Dans ces conditions, il est logique que ceux qui se trouvent au chômage aient encore moins de chance d'en sortir. Le temps joue contre eux et, l'euphorie économique aidant, on a parfois l'impression qu'ils font partie des victimes oubliées. Peu à peu, la France s'est habituée à vivre avec un nombre impressionnant de demandeurs d'emploi. L'explosion sociale ne s'est pas produite alors même que Georges Pompidou prédisait « la révolution » si l'on dépassait le million de chômeurs. Pis, ces derniers sont sortis de l'actualité. Après des années de morosité et de déprime, on préfère se tourner vers les exemples de réussite éclatante...

Les grandes tendances

Tout cela n'aurait pas été possible si, dans le même temps, la pénible traversée de la crise ne s'était accompagnée, et pour cause, d'un lent processus qui, de renoncement pragmatique en choix imposé par la contrainte, a abouti au bouleversement de la structure du marché du travail. En à peine plus d'une décennie, une décomposition s'est produite qui a fait naître ce que les spécialistes, faute de mieux, ont appelé « les nouvelles formes d'emploi » avec le développement, en gros, de la précarité. Mais ce changement a été d'autant plus profond qu'il s'est greffé sur un phénomène venu de plus loin et justifié par la modernisation de l'économie, qui s'est traduit par l'apparition de « nouveaux emplois ».

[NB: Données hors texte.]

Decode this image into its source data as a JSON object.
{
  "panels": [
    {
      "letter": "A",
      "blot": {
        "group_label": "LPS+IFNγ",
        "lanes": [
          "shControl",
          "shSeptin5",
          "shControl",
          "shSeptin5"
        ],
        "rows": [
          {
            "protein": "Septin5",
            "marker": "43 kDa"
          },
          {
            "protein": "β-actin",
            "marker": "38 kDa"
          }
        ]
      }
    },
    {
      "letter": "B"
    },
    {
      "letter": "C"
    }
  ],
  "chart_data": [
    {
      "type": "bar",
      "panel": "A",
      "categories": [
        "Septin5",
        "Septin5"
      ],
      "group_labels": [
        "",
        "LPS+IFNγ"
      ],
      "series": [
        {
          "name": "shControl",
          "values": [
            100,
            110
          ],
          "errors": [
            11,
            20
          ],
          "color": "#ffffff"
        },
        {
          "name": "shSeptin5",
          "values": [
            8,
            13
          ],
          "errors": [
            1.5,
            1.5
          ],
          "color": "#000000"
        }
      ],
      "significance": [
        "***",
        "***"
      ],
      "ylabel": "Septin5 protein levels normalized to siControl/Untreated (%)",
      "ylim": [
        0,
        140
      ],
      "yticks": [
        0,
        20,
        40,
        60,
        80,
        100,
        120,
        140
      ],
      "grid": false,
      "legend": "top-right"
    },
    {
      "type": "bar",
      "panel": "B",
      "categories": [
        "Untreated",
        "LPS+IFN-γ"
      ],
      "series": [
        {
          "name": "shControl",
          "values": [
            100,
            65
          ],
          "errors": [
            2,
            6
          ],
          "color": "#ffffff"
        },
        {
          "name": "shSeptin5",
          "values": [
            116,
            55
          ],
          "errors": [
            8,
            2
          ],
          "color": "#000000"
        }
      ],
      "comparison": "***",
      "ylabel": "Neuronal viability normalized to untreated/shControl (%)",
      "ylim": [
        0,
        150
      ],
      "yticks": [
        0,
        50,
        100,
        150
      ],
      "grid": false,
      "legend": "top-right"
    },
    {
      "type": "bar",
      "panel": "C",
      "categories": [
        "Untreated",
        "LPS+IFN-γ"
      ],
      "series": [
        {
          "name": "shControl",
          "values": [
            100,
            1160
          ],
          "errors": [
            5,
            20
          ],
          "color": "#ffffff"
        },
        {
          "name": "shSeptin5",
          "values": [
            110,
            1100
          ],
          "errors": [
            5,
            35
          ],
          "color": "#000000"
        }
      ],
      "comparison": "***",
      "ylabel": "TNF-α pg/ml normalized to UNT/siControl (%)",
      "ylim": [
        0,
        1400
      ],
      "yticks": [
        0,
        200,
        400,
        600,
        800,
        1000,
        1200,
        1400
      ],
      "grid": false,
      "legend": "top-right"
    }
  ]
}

Dans ses grandes tendances, l'orientation est claire : dans l'agriculture, l'emploi total (salarié et non salarié) a reculé, passant de 5 millions en 1954 à 1,5 million en 1986 ; dans l'industrie, la France est revenue du sommet de 1973 – 6,3 millions de personnes employées – à tout juste 5 millions en 1986, chiffre inférieur aux 5,3 millions de 1954. Le bâtiment et les travaux publics, qui flirtaient avec les 2 millions au début des années 70, se retrouvent à 1,4 million. Seul le tertiaire, qu'il soit marchand ou non marchand, n'a pratiquement jamais cessé d'augmenter ses effectifs en trente ans, exception faite d'un léger passage à vide au plus profond de la crise en 1984-85. Tous confondus, les services employaient 7,3 millions de personnes en 1954. Ils en occupaient 13,2 millions en 1986. Dans la dernière période, leur vitalité a même empêché la catastrophe.

Si la poursuite des courbes signifie quelque chose, il faut croire que, même restructurée, l'industrie de demain ne fournira plus les grandes quantités d'emplois que réclamaient la sidérurgie, la construction navale ou l'automobile. Ces temps-là sont bien révolus, même si les nouvelles technologies viennent relayer les vieux secteurs par leur dynamisme et même si, depuis la fin de 1988, l'industrie est capable de dégager un solde global de postes positif. En vingt ans, le pourcentage d'ouvriers non qualifiés dans les emplois salariés a tout de même chuté de 10 points (27 % en 1969) et celui des ouvriers qualifiés en a perdu 3 autres (38 % en 1969).

En revanche, l'ensemble du tertiaire paraît appelé à un développement continu. Que ce soit dans sa version relativement sophistiquée, avec, par exemple, la floraison des nouveautés en « tique » ou les finances, ou que ce soit dans sa version consumériste avec les services rendus aux entreprises et aux particuliers, dont le commerce et la restauration rapide, pour ne citer que les cas les plus évidents. Toujours est-il que les deux tendances se retrouvent dans les chiffres. La proportion de cadres dans l'emploi salarié a gagné 4,6 points en vingt ans (10,2 % en 1969) et celle des employés, même non qualifiés, progresse de 5,4 points (17,7 % en 1969).

Une autre lame de fond a coïncidé avec ce basculement et s'est accélérée avec la restructuration industrielle de ces dernières années. La part des grosses entreprises de plus de 200 salariés est passée du tiers des emplois en 1975 à moins du quart aujourd'hui. Les petites entreprises de moins de cinquante salariés se sont multipliées ; elles ont augmenté leur poids en nombre d'emplois proposés et, en raison de leur taille, se sont mieux adaptées à la crise que les mastodontes. Ce sont elles qui ont embauché et il faut en voir la confirmation dans le fait que les régions de mono-industrie ou de vieille tradition ouvrière ont plus souffert économiquement de la restructuration que les régions moins lourdement impliquées.

La précarité

Sur ce vaste chamboulement engagé de longue date vient donc se greffer tout ce qui résulte de la récession, dont les effets ont réellement commencé à se faire sentir à partir de 1977, et sans qu'il soit toujours possible de distinguer la cause de la conséquence. C'est ici que l'on pénètre dans une zone de flou, de « halo », selon Claude Thélot (INSEE), qui consacra un numéro spécial de la revue Économie et statistiques (no 193-194) à ce sujet.